Owing to the dense mist in which we were constantly enveloped we could get no clear ideas as to the formation of the mountain range over which we were passing, or the extent and nature of this great plain of moss which lay so high up among extinct volcanic peaks. I only know that just before noon we left the _tundra_, as this kind of moss steppe is called, and descended gradually into a region of the wildest, rockiest character, where all vegetation disappeared except a few stunted patches of trailing-pine. For at least ten miles the ground was covered everywhere with loose slab-shaped masses of igneous rock, varying in size from five cubic feet to five hundred, and lying one upon another in the greatest disorder.
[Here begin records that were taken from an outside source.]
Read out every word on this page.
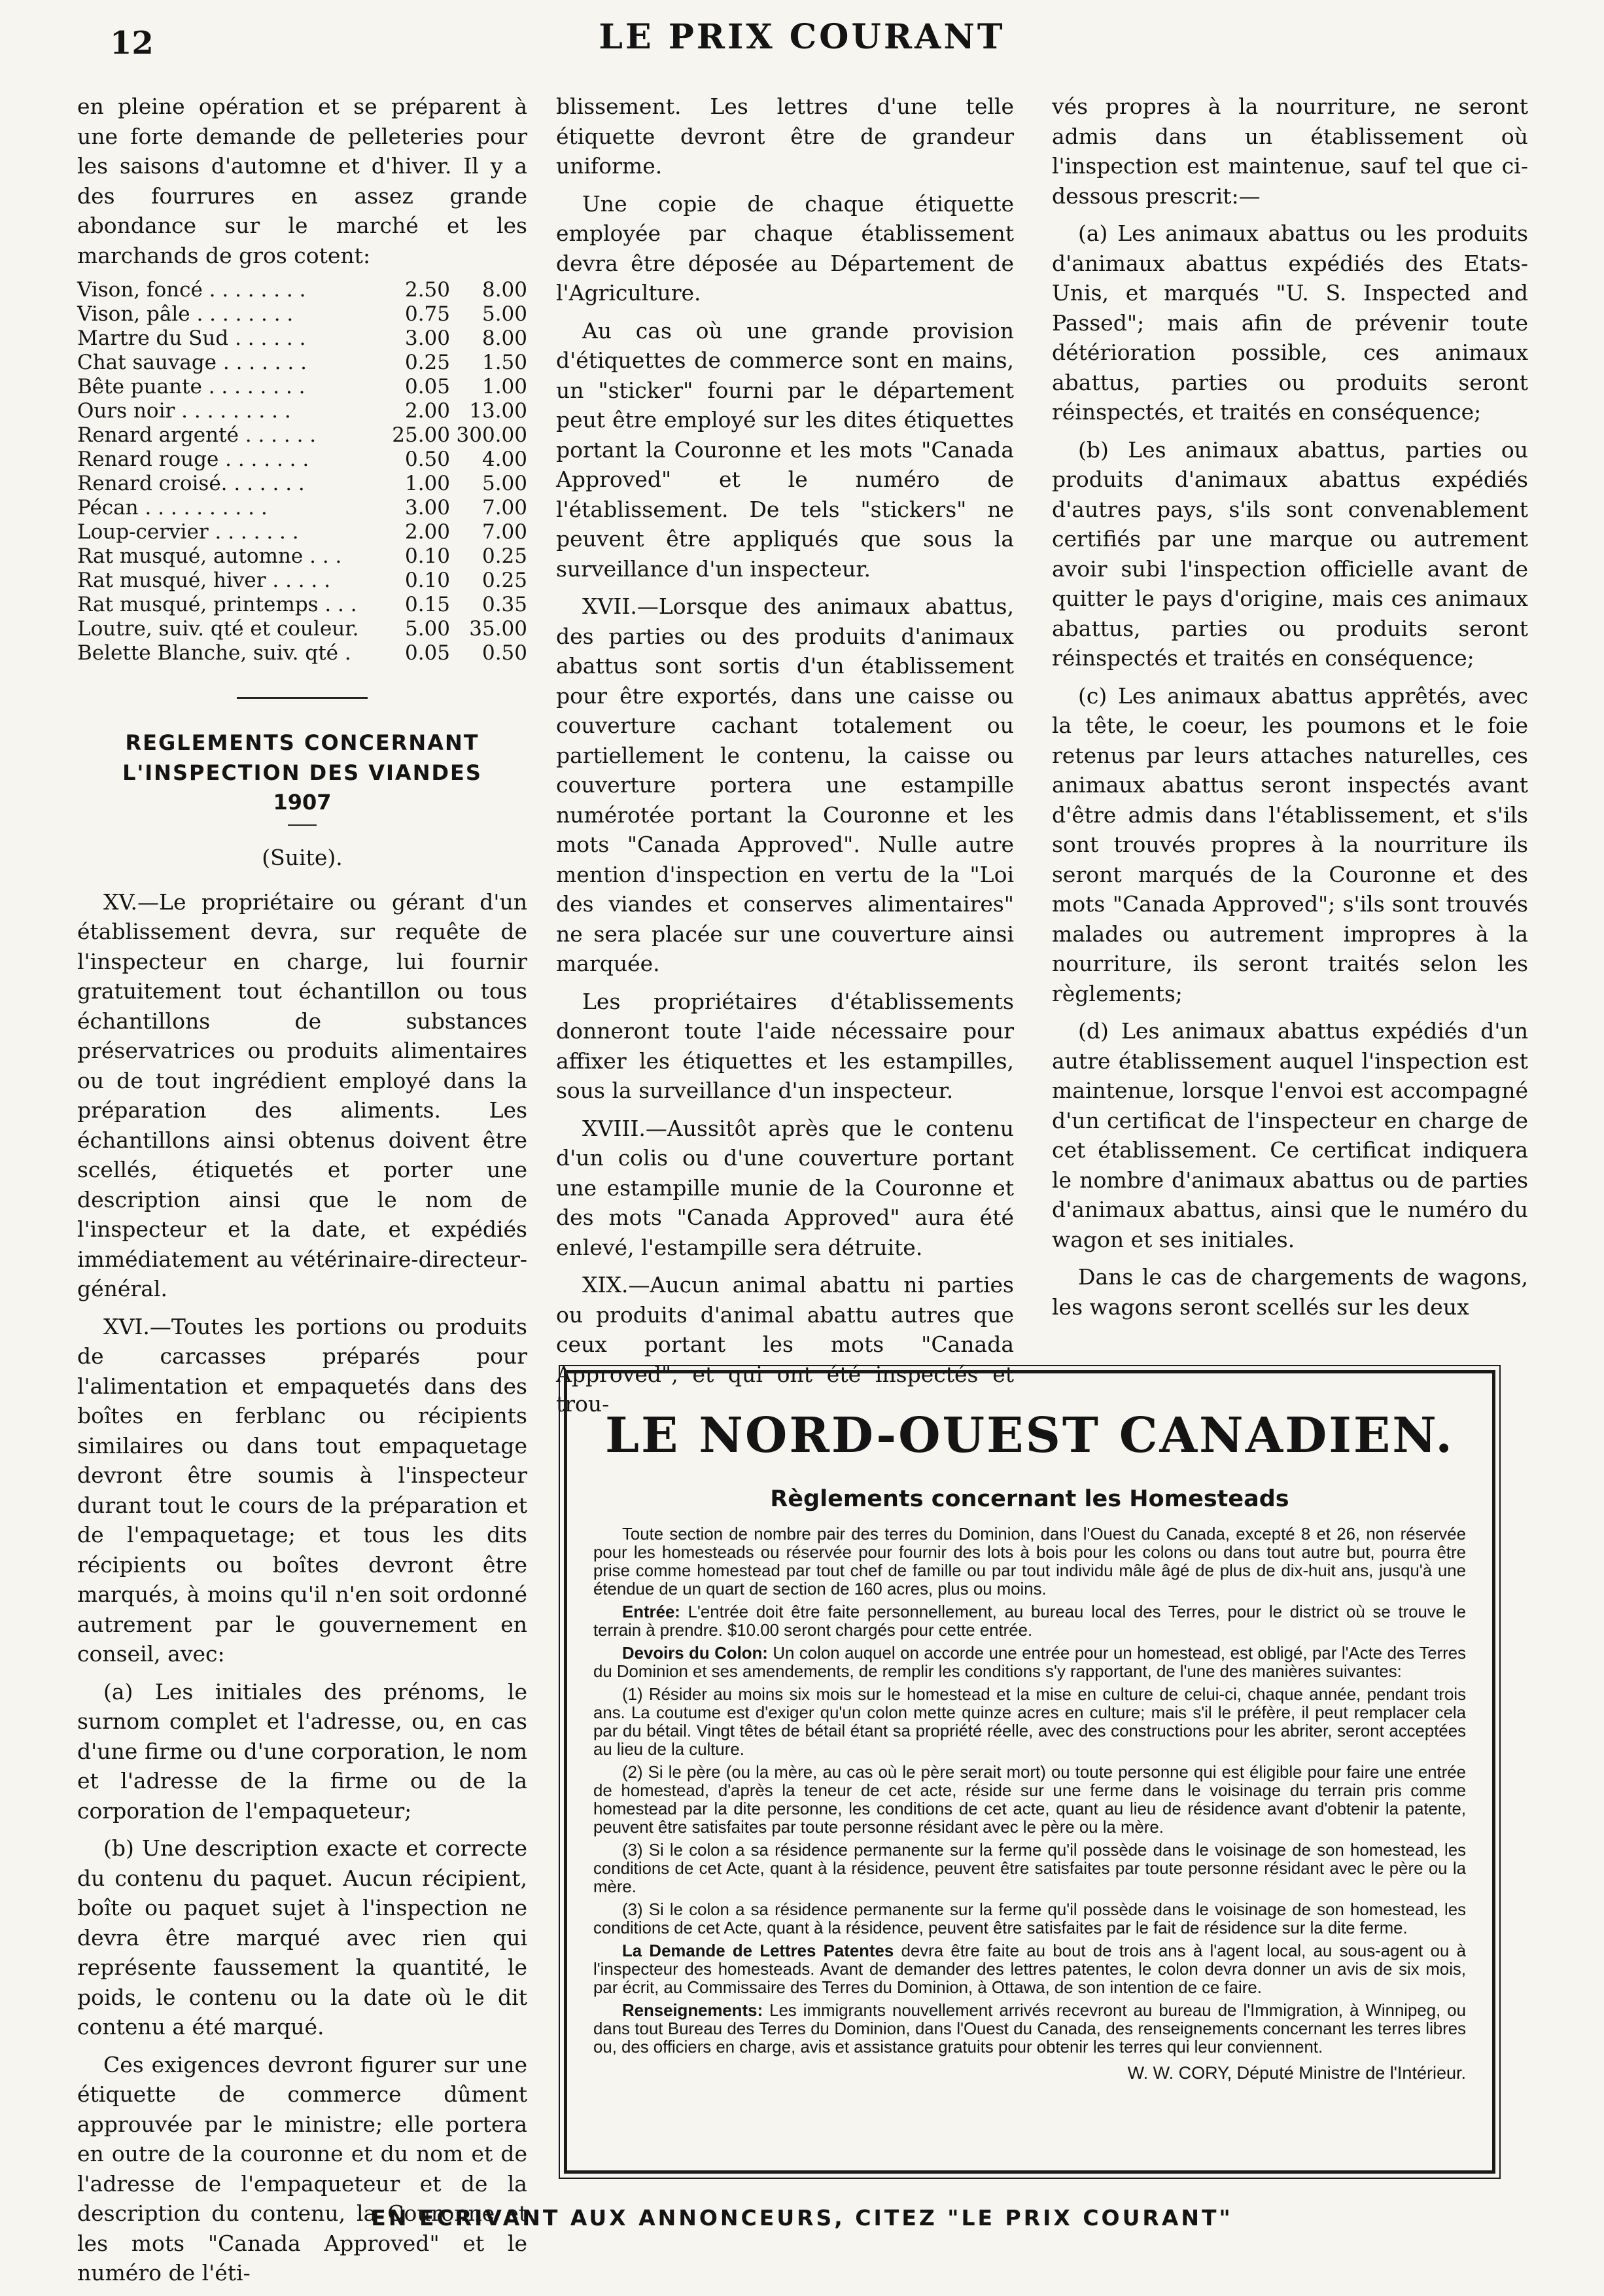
12	LE PRIX COURANT

en pleine opération et se préparent à une forte demande de pelleteries pour les saisons d'automne et d'hiver. Il y a des fourrures en assez grande abondance sur le marché et les marchands de gros cotent:

Vison, foncé . . . . . . . .	2.50	8.00
Vison, pâle . . . . . . . .	0.75	5.00
Martre du Sud . . . . . .	3.00	8.00
Chat sauvage . . . . . . .	0.25	1.50
Bête puante . . . . . . . .	0.05	1.00
Ours noir . . . . . . . . .	2.00	13.00
Renard argenté . . . . . .	25.00	300.00
Renard rouge . . . . . . .	0.50	4.00
Renard croisé. . . . . . .	1.00	5.00
Pécan . . . . . . . . . .	3.00	7.00
Loup-cervier . . . . . . .	2.00	7.00
Rat musqué, automne . . .	0.10	0.25
Rat musqué, hiver . . . . .	0.10	0.25
Rat musqué, printemps . . .	0.15	0.35
Loutre, suiv. qté et couleur.	5.00	35.00
Belette Blanche, suiv. qté .	0.05	0.50
REGLEMENTS CONCERNANT L'INSPECTION DES VIANDES
1907
(Suite).

XV.—Le propriétaire ou gérant d'un établissement devra, sur requête de l'inspecteur en charge, lui fournir gratuitement tout échantillon ou tous échantillons de substances préservatrices ou produits alimentaires ou de tout ingrédient employé dans la préparation des aliments. Les échantillons ainsi obtenus doivent être scellés, étiquetés et porter une description ainsi que le nom de l'inspecteur et la date, et expédiés immédiatement au vétérinaire-directeur-général.

XVI.—Toutes les portions ou produits de carcasses préparés pour l'alimentation et empaquetés dans des boîtes en ferblanc ou récipients similaires ou dans tout empaquetage devront être soumis à l'inspecteur durant tout le cours de la préparation et de l'empaquetage; et tous les dits récipients ou boîtes devront être marqués, à moins qu'il n'en soit ordonné autrement par le gouvernement en conseil, avec:

(a) Les initiales des prénoms, le surnom complet et l'adresse, ou, en cas d'une firme ou d'une corporation, le nom et l'adresse de la firme ou de la corporation de l'empaqueteur;

(b) Une description exacte et correcte du contenu du paquet. Aucun récipient, boîte ou paquet sujet à l'inspection ne devra être marqué avec rien qui représente faussement la quantité, le poids, le contenu ou la date où le dit contenu a été marqué.

Ces exigences devront figurer sur une étiquette de commerce dûment approuvée par le ministre; elle portera en outre de la couronne et du nom et de l'adresse de l'empaqueteur et de la description du contenu, la Couronne et les mots "Canada Approved" et le numéro de l'éti-

blissement. Les lettres d'une telle étiquette devront être de grandeur uniforme.

Une copie de chaque étiquette employée par chaque établissement devra être déposée au Département de l'Agriculture.

Au cas où une grande provision d'étiquettes de commerce sont en mains, un "sticker" fourni par le département peut être employé sur les dites étiquettes portant la Couronne et les mots "Canada Approved" et le numéro de l'établissement. De tels "stickers" ne peuvent être appliqués que sous la surveillance d'un inspecteur.

XVII.—Lorsque des animaux abattus, des parties ou des produits d'animaux abattus sont sortis d'un établissement pour être exportés, dans une caisse ou couverture cachant totalement ou partiellement le contenu, la caisse ou couverture portera une estampille numérotée portant la Couronne et les mots "Canada Approved". Nulle autre mention d'inspection en vertu de la "Loi des viandes et conserves alimentaires" ne sera placée sur une couverture ainsi marquée.

Les propriétaires d'établissements donneront toute l'aide nécessaire pour affixer les étiquettes et les estampilles, sous la surveillance d'un inspecteur.

XVIII.—Aussitôt après que le contenu d'un colis ou d'une couverture portant une estampille munie de la Couronne et des mots "Canada Approved" aura été enlevé, l'estampille sera détruite.

XIX.—Aucun animal abattu ni parties ou produits d'animal abattu autres que ceux portant les mots "Canada Approved", et qui ont été inspectés et trou-

vés propres à la nourriture, ne seront admis dans un établissement où l'inspection est maintenue, sauf tel que ci-dessous prescrit:—

(a) Les animaux abattus ou les produits d'animaux abattus expédiés des Etats-Unis, et marqués "U. S. Inspected and Passed"; mais afin de prévenir toute détérioration possible, ces animaux abattus, parties ou produits seront réinspectés, et traités en conséquence;

(b) Les animaux abattus, parties ou produits d'animaux abattus expédiés d'autres pays, s'ils sont convenablement certifiés par une marque ou autrement avoir subi l'inspection officielle avant de quitter le pays d'origine, mais ces animaux abattus, parties ou produits seront réinspectés et traités en conséquence;

(c) Les animaux abattus apprêtés, avec la tête, le coeur, les poumons et le foie retenus par leurs attaches naturelles, ces animaux abattus seront inspectés avant d'être admis dans l'établissement, et s'ils sont trouvés propres à la nourriture ils seront marqués de la Couronne et des mots "Canada Approved"; s'ils sont trouvés malades ou autrement impropres à la nourriture, ils seront traités selon les règlements;

(d) Les animaux abattus expédiés d'un autre établissement auquel l'inspection est maintenue, lorsque l'envoi est accompagné d'un certificat de l'inspecteur en charge de cet établissement. Ce certificat indiquera le nombre d'animaux abattus ou de parties d'animaux abattus, ainsi que le numéro du wagon et ses initiales.

Dans le cas de chargements de wagons, les wagons seront scellés sur les deux

LE NORD-OUEST CANADIEN.
Règlements concernant les Homesteads

Toute section de nombre pair des terres du Dominion, dans l'Ouest du Canada, excepté 8 et 26, non réservée pour les homesteads ou réservée pour fournir des lots à bois pour les colons ou dans tout autre but, pourra être prise comme homestead par tout chef de famille ou par tout individu mâle âgé de plus de dix-huit ans, jusqu'à une étendue de un quart de section de 160 acres, plus ou moins.

Entrée: L'entrée doit être faite personnellement, au bureau local des Terres, pour le district où se trouve le terrain à prendre. $10.00 seront chargés pour cette entrée.

Devoirs du Colon: Un colon auquel on accorde une entrée pour un homestead, est obligé, par l'Acte des Terres du Dominion et ses amendements, de remplir les conditions s'y rapportant, de l'une des manières suivantes:

(1) Résider au moins six mois sur le homestead et la mise en culture de celui-ci, chaque année, pendant trois ans. La coutume est d'exiger qu'un colon mette quinze acres en culture; mais s'il le préfère, il peut remplacer cela par du bétail. Vingt têtes de bétail étant sa propriété réelle, avec des constructions pour les abriter, seront acceptées au lieu de la culture.

(2) Si le père (ou la mère, au cas où le père serait mort) ou toute personne qui est éligible pour faire une entrée de homestead, d'après la teneur de cet acte, réside sur une ferme dans le voisinage du terrain pris comme homestead par la dite personne, les conditions de cet acte, quant au lieu de résidence avant d'obtenir la patente, peuvent être satisfaites par toute personne résidant avec le père ou la mère.

(3) Si le colon a sa résidence permanente sur la ferme qu'il possède dans le voisinage de son homestead, les conditions de cet Acte, quant à la résidence, peuvent être satisfaites par toute personne résidant avec le père ou la mère.

(3) Si le colon a sa résidence permanente sur la ferme qu'il possède dans le voisinage de son homestead, les conditions de cet Acte, quant à la résidence, peuvent être satisfaites par le fait de résidence sur la dite ferme.

La Demande de Lettres Patentes devra être faite au bout de trois ans à l'agent local, au sous-agent ou à l'inspecteur des homesteads. Avant de demander des lettres patentes, le colon devra donner un avis de six mois, par écrit, au Commissaire des Terres du Dominion, à Ottawa, de son intention de ce faire.

Renseignements: Les immigrants nouvellement arrivés recevront au bureau de l'Immigration, à Winnipeg, ou dans tout Bureau des Terres du Dominion, dans l'Ouest du Canada, des renseignements concernant les terres libres ou, des officiers en charge, avis et assistance gratuits pour obtenir les terres qui leur conviennent.

W. W. CORY, Député Ministre de l'Intérieur.
EN ECRIVANT AUX ANNONCEURS, CITEZ "LE PRIX COURANT"
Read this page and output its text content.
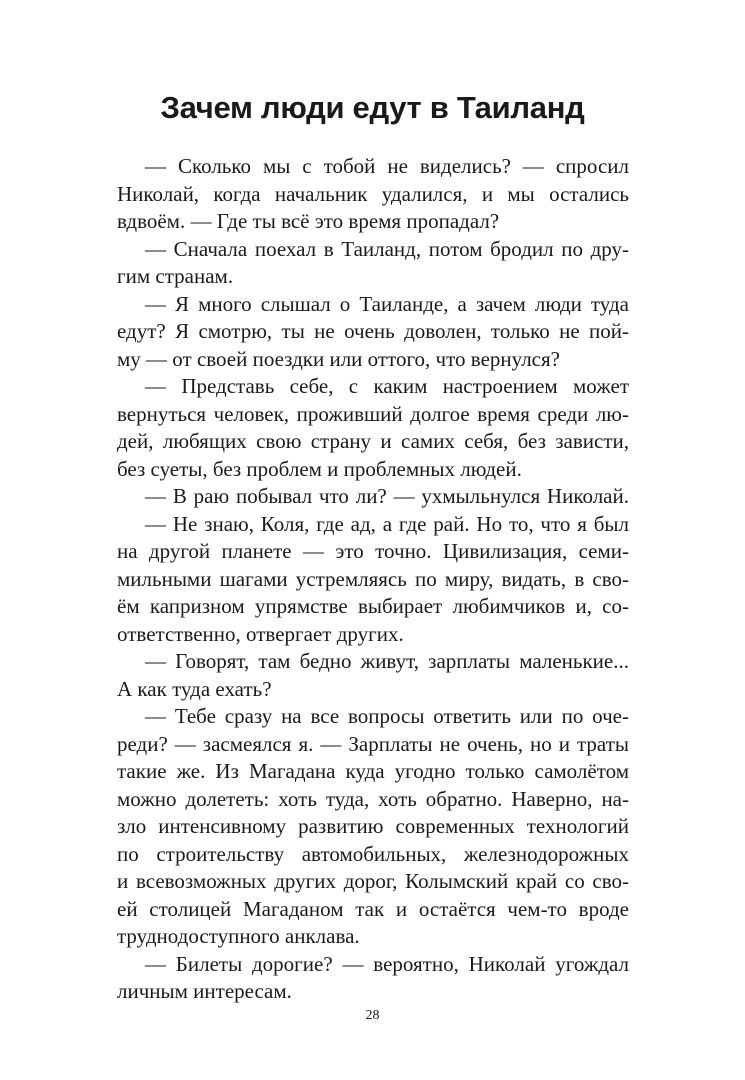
Зачем люди едут в Таиланд
— Сколько мы с тобой не виделись? — спросил
Николай, когда начальник удалился, и мы остались
вдвоём. — Где ты всё это время пропадал?
— Сначала поехал в Таиланд, потом бродил по дру-
гим странам.
— Я много слышал о Таиланде, а зачем люди туда
едут? Я смотрю, ты не очень доволен, только не пой-
му — от своей поездки или оттого, что вернулся?
— Представь себе, с каким настроением может
вернуться человек, проживший долгое время среди лю-
дей, любящих свою страну и самих себя, без зависти,
без суеты, без проблем и проблемных людей.
— В раю побывал что ли? — ухмыльнулся Николай.
— Не знаю, Коля, где ад, а где рай. Но то, что я был
на другой планете — это точно. Цивилизация, семи-
мильными шагами устремляясь по миру, видать, в сво-
ём капризном упрямстве выбирает любимчиков и, со-
ответственно, отвергает других.
— Говорят, там бедно живут, зарплаты маленькие...
А как туда ехать?
— Тебе сразу на все вопросы ответить или по оче-
реди? — засмеялся я. — Зарплаты не очень, но и траты
такие же. Из Магадана куда угодно только самолётом
можно долететь: хоть туда, хоть обратно. Наверно, на-
зло интенсивному развитию современных технологий
по строительству автомобильных, железнодорожных
и всевозможных других дорог, Колымский край со сво-
ей столицей Магаданом так и остаётся чем-то вроде
труднодоступного анклава.
— Билеты дорогие? — вероятно, Николай угождал
личным интересам.
28
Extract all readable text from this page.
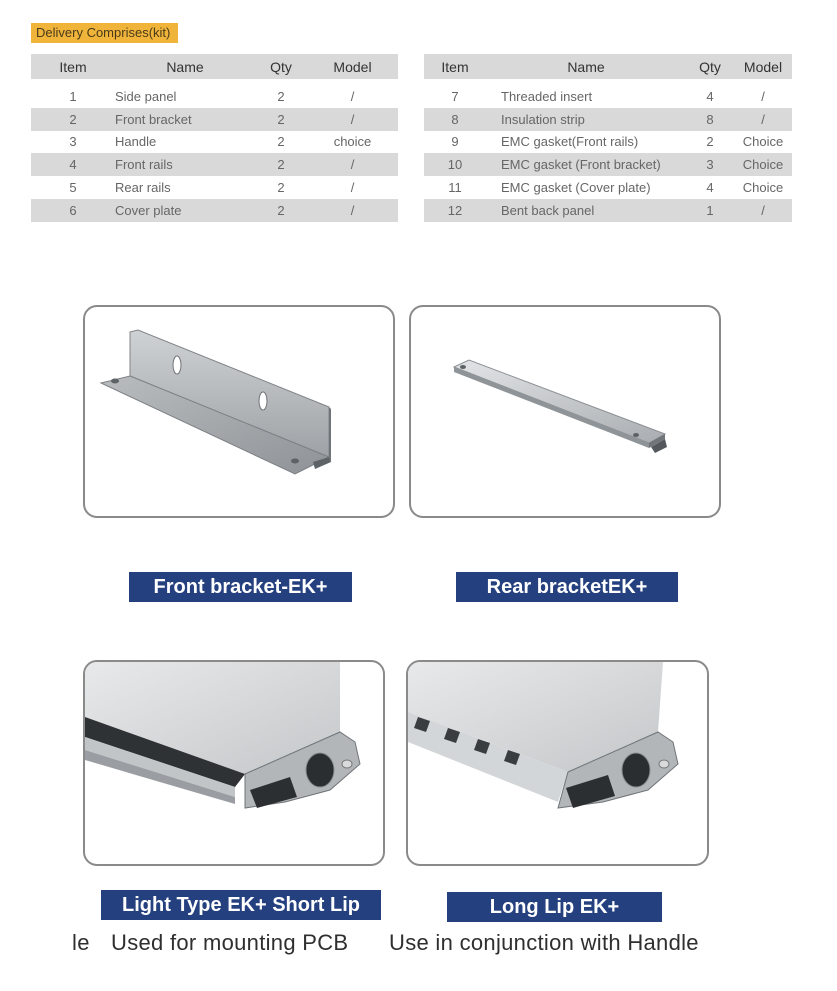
Delivery Comprises(kit)
Item	Name	Qty	Model
1	Side panel	2	/
2	Front bracket	2	/
3	Handle	2	choice
4	Front rails	2	/
5	Rear rails	2	/
6	Cover plate	2	/
Item	Name	Qty	Model
7	Threaded insert	4	/
8	Insulation strip	8	/
9	EMC gasket(Front rails)	2	Choice
10	EMC gasket (Front bracket)	3	Choice
11	EMC gasket (Cover plate)	4	Choice
12	Bent back panel	1	/
Front bracket-EK+	Rear bracketEK+
Light Type EK+ Short Lip	Long Lip EK+
le Used for mounting PCB Use in conjunction with Handle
The heavens at some unknown geological period seemed to have showered down huge volcanic paving-stones, until the earth was covered fifty feet deep with their broken fragments. Nearly all of these masses had two smooth flat sides, and resembled irregular slices of some black Plutonian pudding hardened into stone. I was not familiar enough with volcanic phenomena to be able to decide in what manner or by what agency the earth had been thus overwhelmed with loose rocky slabs; but it looked precisely as if great sheets of solidified lava had fallen successively from the sky, and had been shattered, as they struck the earth, into millions of angular slabs. I thought of Scott’s description of the place where Bruce and the Lord of the Isles landed after leaving the Castle of Lorn, as the only one I had ever read which gave me an idea of such a scene.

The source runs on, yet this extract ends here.